Essere ignoranti è una colpa oggi quando trovi tutte le informazioni GRATIS se lo vuoi fare e ti interessa ma a te e al 99,99% NON interessa, preferite cullarvi di illusione e guardata al futuro con lo specchio retrovisore. Siccome le opinioni del sottoscritto sono irrilevanti sottopongo alla tua stupefacente mancanza di curiosità questi due link, il cui autore è:

Tadeusz Patzek is the Lois K. and Richard D. Folger Leadership Professor and Chairman of the Petroleum and Geosystems Engineering Department at The University of Texas at Austin. He also holds the Cockrell Regents Chair #11. Between 1990 and 2008, he was a Professor of Geoengineering at the University of California, Berkeley. Prior to joining Berkeley, he was a researcher at Shell Development, a research company managed for 20 years by M. King Hubbert of the Hubbert peaks. Patzek’s current research involves mathematical and numerical modeling of earth systems with emphasis on fluid flow in soils and rocks. He is working on the thermodynamics and ecology of human survival, and food and energy supply for humanity. His current emphasis is use of unconventional natural gas as a fuel bridge to the possible new energy supply schemes for the U.S. Currently, he teaches courses in petroleum engineering, hydrology, ecology and energy supply, computer science, and mathematical modeling of earth systems. Patzek is a coauthor of some 200 papers and reports, and is writing five books.

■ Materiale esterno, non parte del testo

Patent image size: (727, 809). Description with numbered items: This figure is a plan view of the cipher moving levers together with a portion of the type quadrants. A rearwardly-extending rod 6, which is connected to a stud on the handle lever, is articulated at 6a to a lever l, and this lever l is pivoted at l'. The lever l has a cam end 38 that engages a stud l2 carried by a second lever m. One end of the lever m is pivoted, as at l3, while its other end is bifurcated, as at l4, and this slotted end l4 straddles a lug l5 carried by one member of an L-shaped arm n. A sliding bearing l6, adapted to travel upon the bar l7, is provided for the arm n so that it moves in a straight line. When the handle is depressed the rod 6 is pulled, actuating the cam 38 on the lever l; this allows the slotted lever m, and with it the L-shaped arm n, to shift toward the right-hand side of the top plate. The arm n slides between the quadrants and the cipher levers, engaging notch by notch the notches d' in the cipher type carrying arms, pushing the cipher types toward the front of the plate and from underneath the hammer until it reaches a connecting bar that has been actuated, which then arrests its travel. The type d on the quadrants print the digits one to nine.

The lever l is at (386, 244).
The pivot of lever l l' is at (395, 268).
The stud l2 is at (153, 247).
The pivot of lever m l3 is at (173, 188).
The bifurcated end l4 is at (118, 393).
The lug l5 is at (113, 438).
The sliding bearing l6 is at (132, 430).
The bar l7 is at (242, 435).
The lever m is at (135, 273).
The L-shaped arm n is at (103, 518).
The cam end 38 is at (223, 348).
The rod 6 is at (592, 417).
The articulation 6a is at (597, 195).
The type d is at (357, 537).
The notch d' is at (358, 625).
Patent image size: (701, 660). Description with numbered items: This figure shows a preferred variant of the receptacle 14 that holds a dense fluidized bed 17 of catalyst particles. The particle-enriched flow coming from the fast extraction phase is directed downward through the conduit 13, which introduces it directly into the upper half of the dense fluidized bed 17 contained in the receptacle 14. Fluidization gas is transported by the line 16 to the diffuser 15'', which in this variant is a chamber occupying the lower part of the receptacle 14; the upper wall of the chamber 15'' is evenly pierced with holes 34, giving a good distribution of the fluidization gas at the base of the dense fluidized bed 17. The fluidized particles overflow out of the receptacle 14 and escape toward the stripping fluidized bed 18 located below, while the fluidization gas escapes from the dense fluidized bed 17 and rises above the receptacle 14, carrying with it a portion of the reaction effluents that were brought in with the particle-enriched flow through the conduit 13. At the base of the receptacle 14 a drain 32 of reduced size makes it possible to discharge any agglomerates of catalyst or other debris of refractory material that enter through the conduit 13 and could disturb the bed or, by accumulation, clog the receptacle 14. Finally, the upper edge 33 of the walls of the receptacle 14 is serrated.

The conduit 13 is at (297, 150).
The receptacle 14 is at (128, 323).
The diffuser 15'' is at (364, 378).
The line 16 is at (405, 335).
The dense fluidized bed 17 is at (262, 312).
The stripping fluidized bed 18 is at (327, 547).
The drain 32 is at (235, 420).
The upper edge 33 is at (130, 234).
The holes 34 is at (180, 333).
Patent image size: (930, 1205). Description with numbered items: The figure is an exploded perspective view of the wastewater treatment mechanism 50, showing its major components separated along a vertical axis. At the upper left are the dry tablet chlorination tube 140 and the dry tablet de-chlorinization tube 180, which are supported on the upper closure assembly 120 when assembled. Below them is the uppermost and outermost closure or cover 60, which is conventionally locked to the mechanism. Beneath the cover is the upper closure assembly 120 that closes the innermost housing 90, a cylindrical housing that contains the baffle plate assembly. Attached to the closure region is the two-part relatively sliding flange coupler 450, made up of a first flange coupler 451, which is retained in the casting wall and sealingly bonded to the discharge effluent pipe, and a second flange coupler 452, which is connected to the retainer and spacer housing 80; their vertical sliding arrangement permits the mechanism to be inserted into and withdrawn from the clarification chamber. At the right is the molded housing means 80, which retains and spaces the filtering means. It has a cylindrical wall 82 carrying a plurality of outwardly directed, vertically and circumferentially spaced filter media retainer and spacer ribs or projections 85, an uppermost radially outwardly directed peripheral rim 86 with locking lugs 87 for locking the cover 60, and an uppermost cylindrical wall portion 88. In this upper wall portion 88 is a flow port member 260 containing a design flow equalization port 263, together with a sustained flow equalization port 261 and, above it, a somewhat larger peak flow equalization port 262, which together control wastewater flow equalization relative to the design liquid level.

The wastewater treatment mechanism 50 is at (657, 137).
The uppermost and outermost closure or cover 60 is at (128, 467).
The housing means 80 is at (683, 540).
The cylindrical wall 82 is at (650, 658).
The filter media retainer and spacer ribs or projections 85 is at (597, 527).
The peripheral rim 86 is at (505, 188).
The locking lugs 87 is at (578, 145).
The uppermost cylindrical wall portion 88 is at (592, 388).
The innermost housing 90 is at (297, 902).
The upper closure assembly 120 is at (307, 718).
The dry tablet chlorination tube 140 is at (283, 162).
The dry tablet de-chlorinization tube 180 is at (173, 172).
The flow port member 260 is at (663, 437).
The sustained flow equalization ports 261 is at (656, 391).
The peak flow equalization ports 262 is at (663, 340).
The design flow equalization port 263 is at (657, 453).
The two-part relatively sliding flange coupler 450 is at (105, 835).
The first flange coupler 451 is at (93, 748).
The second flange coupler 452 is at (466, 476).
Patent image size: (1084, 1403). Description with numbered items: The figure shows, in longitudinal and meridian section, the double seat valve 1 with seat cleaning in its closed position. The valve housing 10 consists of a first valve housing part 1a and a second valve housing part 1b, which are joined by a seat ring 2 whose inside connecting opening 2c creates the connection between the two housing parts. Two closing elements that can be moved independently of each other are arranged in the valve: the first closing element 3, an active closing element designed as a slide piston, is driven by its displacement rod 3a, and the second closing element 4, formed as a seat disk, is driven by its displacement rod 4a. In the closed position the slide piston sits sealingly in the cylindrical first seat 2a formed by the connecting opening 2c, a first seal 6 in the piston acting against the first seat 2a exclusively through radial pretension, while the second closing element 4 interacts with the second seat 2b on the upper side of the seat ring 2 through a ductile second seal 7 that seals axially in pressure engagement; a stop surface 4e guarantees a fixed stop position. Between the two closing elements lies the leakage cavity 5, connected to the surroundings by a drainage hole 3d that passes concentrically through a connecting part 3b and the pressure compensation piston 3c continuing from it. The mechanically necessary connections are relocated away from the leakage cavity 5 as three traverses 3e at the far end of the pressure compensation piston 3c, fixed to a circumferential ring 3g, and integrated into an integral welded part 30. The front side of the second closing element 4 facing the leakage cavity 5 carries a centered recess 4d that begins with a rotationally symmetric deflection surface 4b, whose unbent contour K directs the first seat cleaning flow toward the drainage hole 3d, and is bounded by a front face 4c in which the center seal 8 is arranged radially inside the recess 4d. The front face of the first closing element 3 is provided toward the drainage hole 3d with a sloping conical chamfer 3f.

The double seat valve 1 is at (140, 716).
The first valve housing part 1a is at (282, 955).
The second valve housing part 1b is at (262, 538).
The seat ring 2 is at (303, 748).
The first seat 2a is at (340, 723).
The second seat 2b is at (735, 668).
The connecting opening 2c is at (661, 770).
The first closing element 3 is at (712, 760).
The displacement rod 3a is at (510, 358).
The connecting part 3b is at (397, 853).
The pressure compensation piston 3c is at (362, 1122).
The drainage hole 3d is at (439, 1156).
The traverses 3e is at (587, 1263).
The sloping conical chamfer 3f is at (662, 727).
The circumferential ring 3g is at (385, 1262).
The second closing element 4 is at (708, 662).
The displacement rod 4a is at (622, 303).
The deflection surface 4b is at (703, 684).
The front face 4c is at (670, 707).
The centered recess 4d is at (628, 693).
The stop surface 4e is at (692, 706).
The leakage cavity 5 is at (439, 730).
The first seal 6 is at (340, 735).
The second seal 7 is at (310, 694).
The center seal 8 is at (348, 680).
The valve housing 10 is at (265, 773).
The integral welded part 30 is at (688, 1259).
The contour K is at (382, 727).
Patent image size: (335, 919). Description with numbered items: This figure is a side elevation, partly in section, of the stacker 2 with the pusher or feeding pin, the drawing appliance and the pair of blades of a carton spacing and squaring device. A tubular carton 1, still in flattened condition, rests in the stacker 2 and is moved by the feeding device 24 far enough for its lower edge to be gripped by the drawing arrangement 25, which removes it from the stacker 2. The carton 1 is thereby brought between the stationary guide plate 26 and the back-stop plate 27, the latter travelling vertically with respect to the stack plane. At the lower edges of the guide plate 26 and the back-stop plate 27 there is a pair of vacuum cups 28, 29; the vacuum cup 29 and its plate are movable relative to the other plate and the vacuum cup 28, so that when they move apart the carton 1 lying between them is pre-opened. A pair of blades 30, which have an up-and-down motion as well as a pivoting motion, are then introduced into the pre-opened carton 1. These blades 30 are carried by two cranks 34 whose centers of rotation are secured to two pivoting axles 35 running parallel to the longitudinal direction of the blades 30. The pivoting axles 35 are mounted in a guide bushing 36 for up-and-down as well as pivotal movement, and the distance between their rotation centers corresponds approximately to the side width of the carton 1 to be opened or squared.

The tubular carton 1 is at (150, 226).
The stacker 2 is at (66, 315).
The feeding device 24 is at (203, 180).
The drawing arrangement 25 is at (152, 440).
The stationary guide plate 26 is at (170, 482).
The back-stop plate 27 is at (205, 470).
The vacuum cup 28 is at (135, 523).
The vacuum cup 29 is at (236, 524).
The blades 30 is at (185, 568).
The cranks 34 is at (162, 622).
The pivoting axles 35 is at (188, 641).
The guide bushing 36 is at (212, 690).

http://patzek-lifeitself.blogspot.it/2012/11/a-gobal-oil-peak-or-plateau.html

http://patzek-lifeitself.blogspot.it/2012/11/peak-what-peak.html

Ne avevo in passato postati tanti altri ma NON ne hai letti uno solo perchè NON te ne importa nulla e in questo modo rendi un pessimo servizio a te e ai tuoi lettori. Comunque il mio coinvolgimento qui è finito, non vedo alcun interesse nè desiderio di verificare, approfondire e discutere.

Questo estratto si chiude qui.